Converging on a target language

The lack of any certainty about the child learner’a experience leads to what is known as ‘the logical problem of language acquisition’.

No child knows what language he or she is learning or when he or she has heard everything he or she needs to hear in order to have learnt the language. Taking English as just one of six or seven thousand odd languages in the world, the learner has no guidance, no ‘privileged information’ as it is called by learnability theorists, on where his or her target language lies with respect to all the possible variations, like how many syllables there might be. Might there be one more, that he or she has yet to hear?

All languages allow syllables with a vowel as what is known as the ‘nucleus’. Some languages allow no syllables other than one vocalic nucleus and one consonant. This is known as the ‘unmarked’ case, with cases of more complex structure representing progressively higher degrees of markedness. English, as well as allowing words like strength, with three sounds before the nucleus and three after it, also allows L as the nucleus of an unstressed syllabie in words like little. The child learning English, with its high level of markedness in syllable structure, has to work out that these complex sequences are sequences, and not complex consonants.

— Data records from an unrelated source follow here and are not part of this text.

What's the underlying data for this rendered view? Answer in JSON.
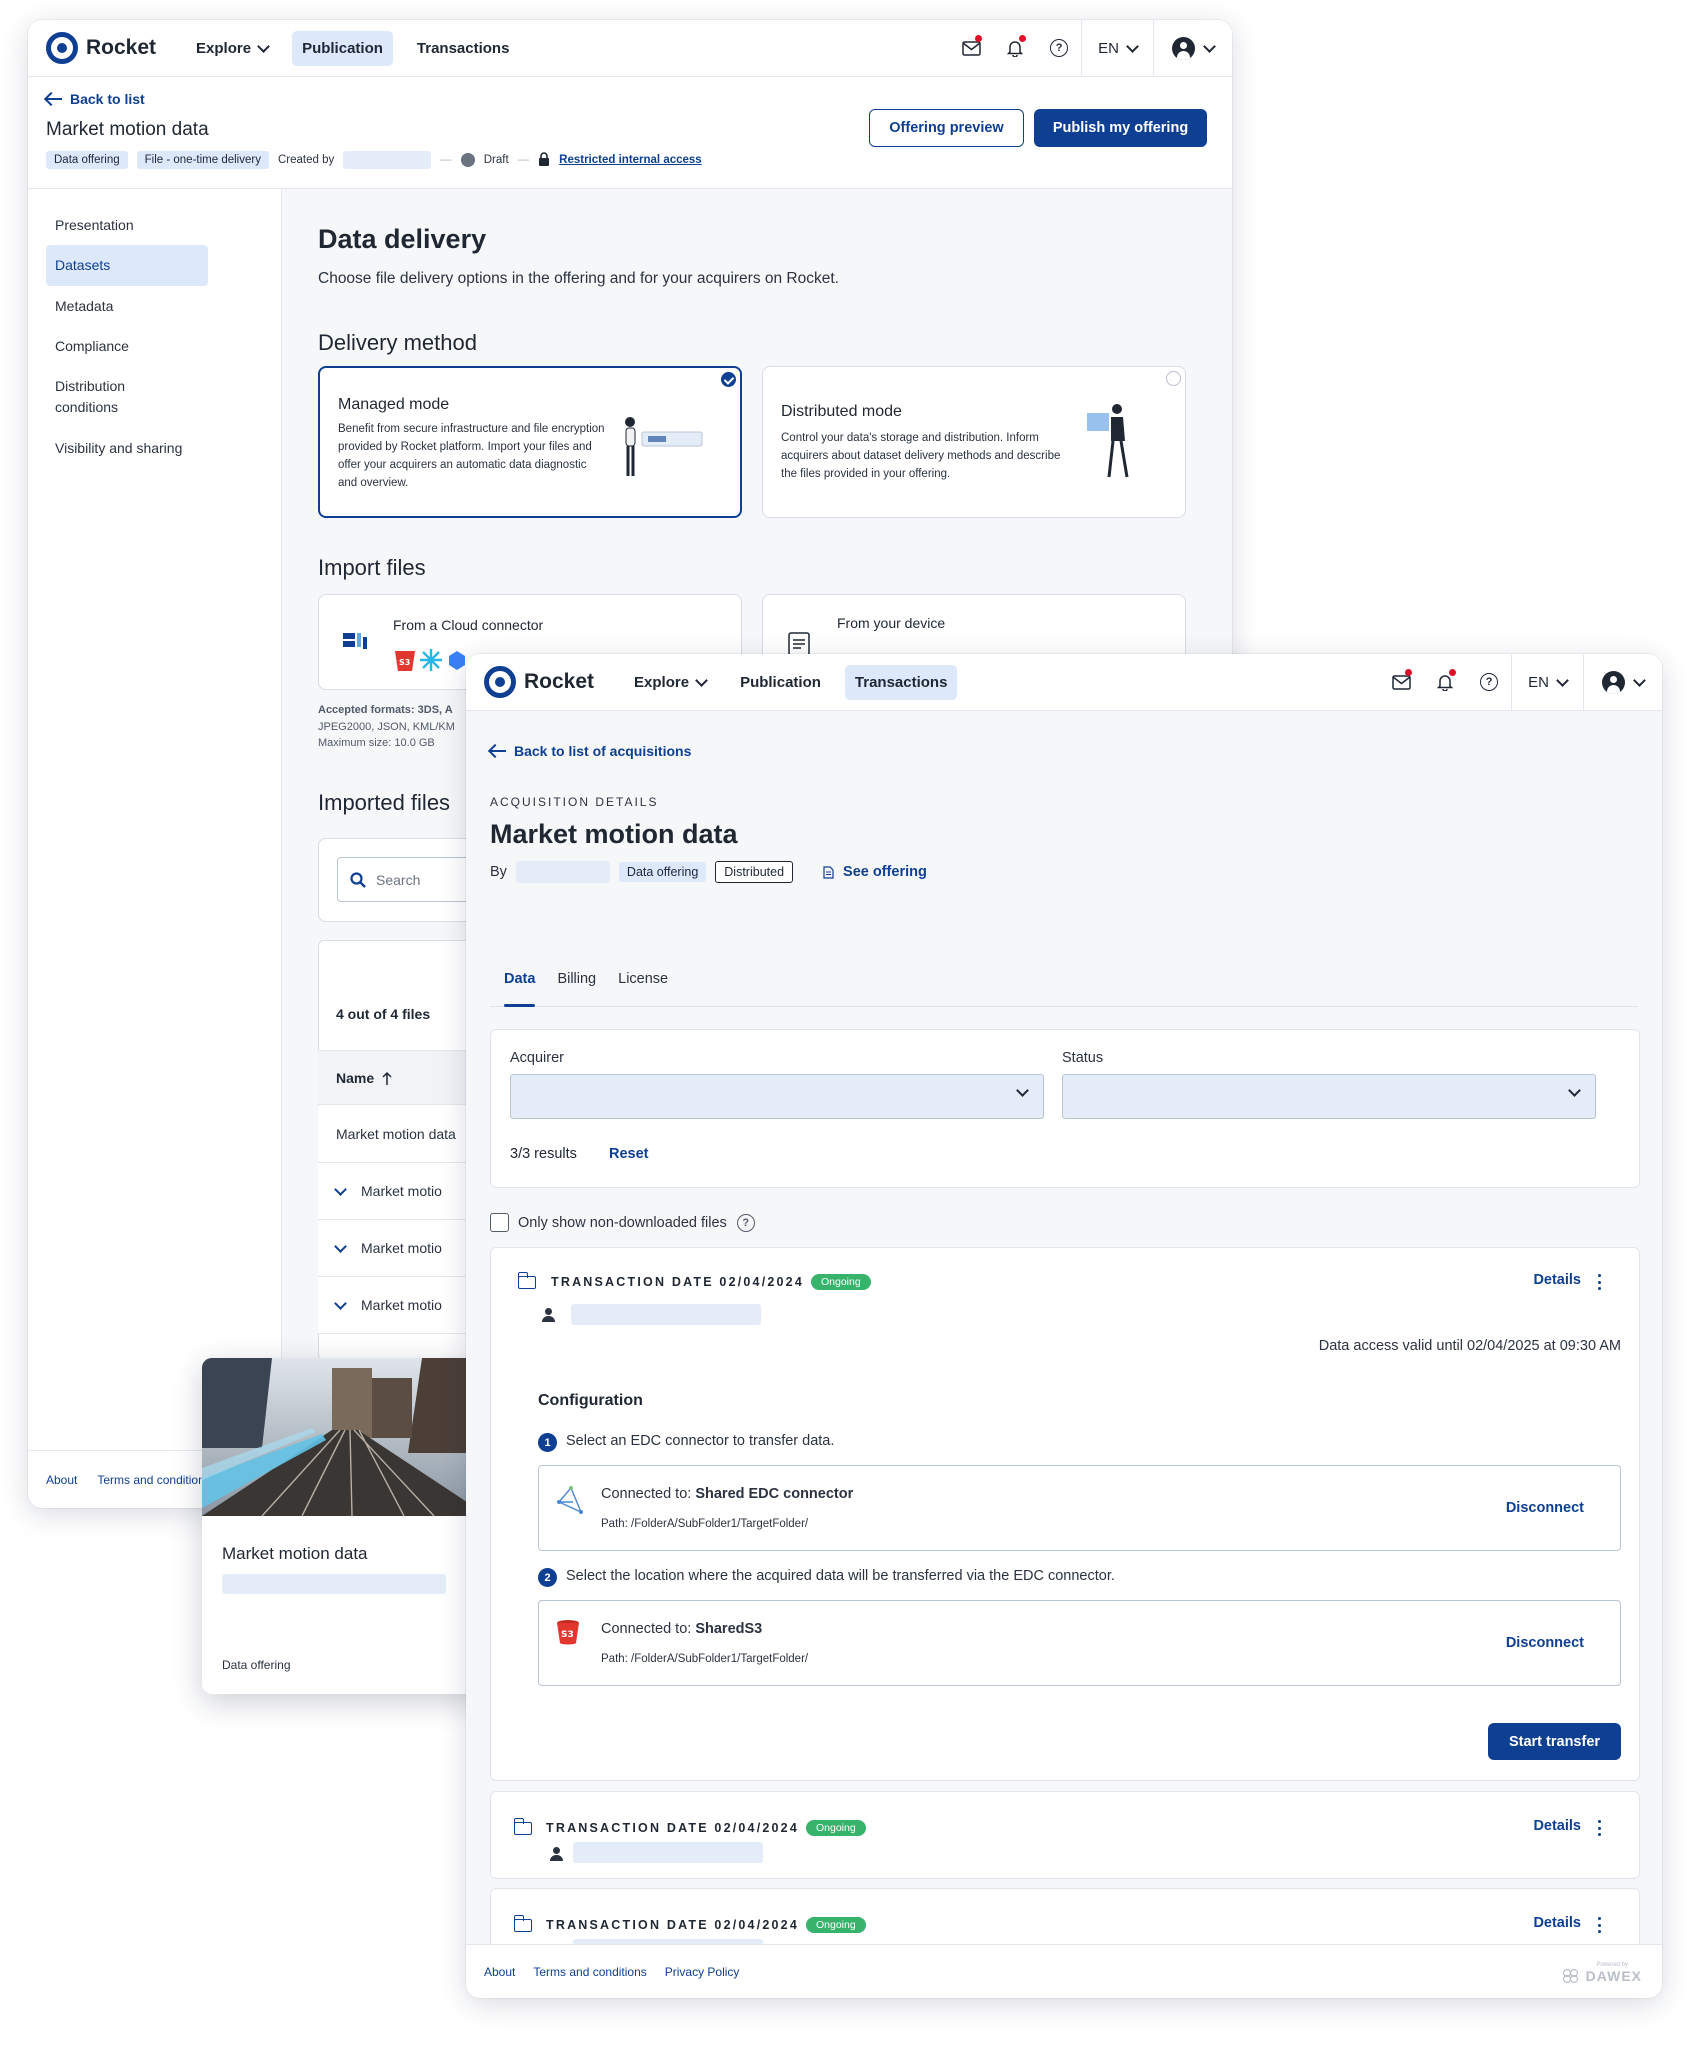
{
  "brand": {
    "name": "Rocket",
    "color": "#0e3f92"
  },
  "back_window": {
    "nav": {
      "explore": "Explore",
      "publication": "Publication",
      "transactions": "Transactions",
      "lang": "EN"
    },
    "back_link": "Back to list",
    "title": "Market motion data",
    "chips": {
      "type": "Data offering",
      "delivery": "File - one-time delivery",
      "created_by": "Created by",
      "status": "Draft",
      "access": "Restricted internal access"
    },
    "buttons": {
      "preview": "Offering preview",
      "publish": "Publish my offering"
    },
    "sidebar": {
      "items": [
        "Presentation",
        "Datasets",
        "Metadata",
        "Compliance",
        "Distribution conditions",
        "Visibility and sharing"
      ],
      "active": "Datasets",
      "footer": [
        "About",
        "Terms and conditions"
      ]
    },
    "section": {
      "title": "Data delivery",
      "subtitle": "Choose file delivery options in the offering and for your acquirers on Rocket.",
      "delivery_method": "Delivery method",
      "managed": {
        "title": "Managed mode",
        "text": "Benefit from secure infrastructure and file encryption provided by Rocket platform. Import your files and offer your acquirers an automatic data diagnostic and overview."
      },
      "distributed": {
        "title": "Distributed mode",
        "text": "Control your data's storage and distribution. Inform acquirers about dataset delivery methods and describe the files provided in your offering."
      },
      "import_files": "Import files",
      "cloud": "From a Cloud connector",
      "device": "From your device",
      "accepted": "Accepted formats: 3DS, A",
      "accepted2": "JPEG2000, JSON, KML/KM",
      "max_size": "Maximum size: 10.0 GB",
      "imported_files": "Imported files",
      "search_placeholder": "Search",
      "count": "4 out of 4 files",
      "name_col": "Name",
      "rows": [
        "Market motion data",
        "Market motio",
        "Market motio",
        "Market motio"
      ]
    }
  },
  "float_card": {
    "title": "Market motion data",
    "type": "Data offering"
  },
  "front_window": {
    "nav": {
      "explore": "Explore",
      "publication": "Publication",
      "transactions": "Transactions",
      "lang": "EN"
    },
    "back_link": "Back to list of acquisitions",
    "eyebrow": "ACQUISITION DETAILS",
    "title": "Market motion data",
    "by": "By",
    "chips": {
      "type": "Data offering",
      "mode": "Distributed"
    },
    "see_offering": "See offering",
    "tabs": [
      "Data",
      "Billing",
      "License"
    ],
    "active_tab": "Data",
    "filters": {
      "acquirer": "Acquirer",
      "status": "Status",
      "results": "3/3 results",
      "reset": "Reset"
    },
    "only_non_downloaded": "Only show non-downloaded files",
    "transactions": [
      {
        "label": "TRANSACTION DATE 02/04/2024",
        "badge": "Ongoing",
        "details": "Details"
      },
      {
        "label": "TRANSACTION DATE 02/04/2024",
        "badge": "Ongoing",
        "details": "Details"
      },
      {
        "label": "TRANSACTION DATE 02/04/2024",
        "badge": "Ongoing",
        "details": "Details"
      }
    ],
    "access_valid": "Data access valid until 02/04/2025 at 09:30 AM",
    "configuration": {
      "title": "Configuration",
      "step1": "Select an EDC connector to transfer data.",
      "step2": "Select the location where the acquired data will be transferred via the EDC connector.",
      "connected_prefix": "Connected to:",
      "connector1": "Shared EDC connector",
      "connector2": "SharedS3",
      "path": "Path: /FolderA/SubFolder1/TargetFolder/",
      "disconnect": "Disconnect",
      "start": "Start transfer"
    },
    "footer": [
      "About",
      "Terms and conditions",
      "Privacy Policy"
    ],
    "powered": {
      "label": "Powered by",
      "brand": "DAWEX"
    }
  },
  "colors": {
    "accent": "#0e3f92",
    "chip_bg": "#dde9fb",
    "ongoing": "#37b36c",
    "notify": "#e0102a"
  }
}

Against this background, it is relevant that there is a much discussed language, Tashlhiyt, spoken in North Africa, sometimes called ‘Berber’ to the great dislike of the speakers. Tashlhiyt allows any consonant to constitute the nucleus of a syllable. It thus allows sentences consisting entirely of consonants like P, T, K, and S, and not a single vowel. Like Arabic, Tashlhiyt has three vowels. It has been the subject of various experiments. Now in English a syllable can end in CT as in pict, duct, tact, but only after short vowels. In “I walked there yesterday” and “He talked the talk” thee is the same seauence of sounds after a tense or long vowel. So the T sound of the ED can’t be part of the word, but might, from the learner’s perspective, be a separate self-standing element, as, in a sense, it is. But Tashlhiyt goes a number of steps further in allowing words and even complete sentences without a single vowel. It may be world-unique in this respect. This is one sort of uniqueness.

Robert Dixon reports a game in the Australian language, Arrernte, with an initial consonant and nucleus in one part of the syllable and a final consonant in the other part. With its syllable structure this way round, Arrernte may also be world-unique.

Arrernte and Tashlhiyt may represent the limit cases of markedness in the sound system, what is known as the ‘phonology’.

At the opposite extreme of familiarity, there are English auxiliaries. Take the sentences “He takes sugar” and in the past ‘tense’ as this is known, “He took sugar.” By what was once known as ‘Do support’ the category Tense is moved to the left in negatives and questions and realised in a form of the verb do in “Does he compete?” or “He didn’t compete”. No other widely studied language has anything quite like this (although there may be something like it in one Italian dialect). If Do support was only known from the last elderly inhabitants of a small island, reported by one investigator, the more typical case might be regarded as a universal, and the seemingly dying language of the elderly islanders as a response to the knowledge that one of them will one day be the only speaker. But English is, for now, a world language with high levels of markedness in both its system of auiliaries and its syllable structure. Both are accordingly hard for children to learn.